DEAR HARRIETTE: I have two siblings who live far away from the town we grew up in. I am the main caregiver for my ailing father. I live nearby, and naturally I assume the primary leadership role in making sure he’s cared for and goes to his doctors’ visits, sees me and my kids regularly, everything. I’m fine with that. I knew it would be this way when I was the only one who stayed in town after we all grew up. My issue is that my siblings act like they are doing so much to help my dad. Whenever we are together or even talking to others, I hear them say how hard caregiving is for my dad and what sacrifices they are making. Really? I don’t see them doing much of anything for him. One of them calls daily. The other one calls infrequently. I’m not mad at them about the amount they contribute, but it made me angry to hear them boast like they are doing a lot.

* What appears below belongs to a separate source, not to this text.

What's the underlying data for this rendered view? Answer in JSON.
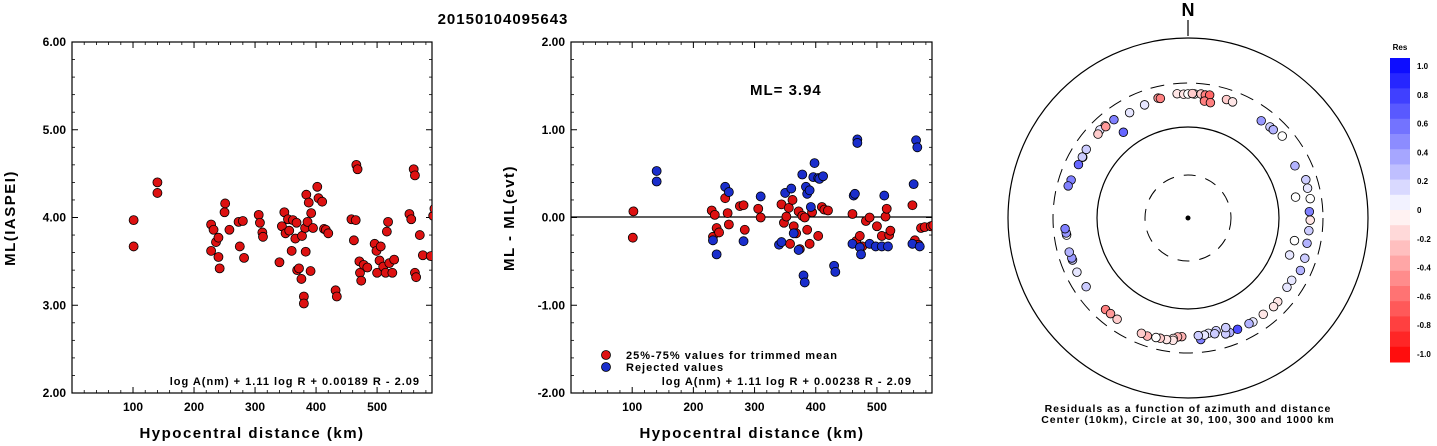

There’s plenty more they could do -- even from a distance -- but they don’t. Should I address this? -- Caretaking
DEAR CARETAKING: Take a deep breath. You are in the thick of your father’s situation, so it’s natural that you would be sensitive on this topic. Your siblings probably do feel the emotional strain of your father’s decline and the chasm that is created by the distance. They also may not know what else they can do to support him -- or you. This is your opportunity to tell them.
Rather than chastising them for exaggerating how much they are doing, invite them to do more. As the primary caregiver, call a meeting and tell them that it is time for them to be more actively involved. Tell them specific tasks they can fulfill, and get them to agree to pitch in.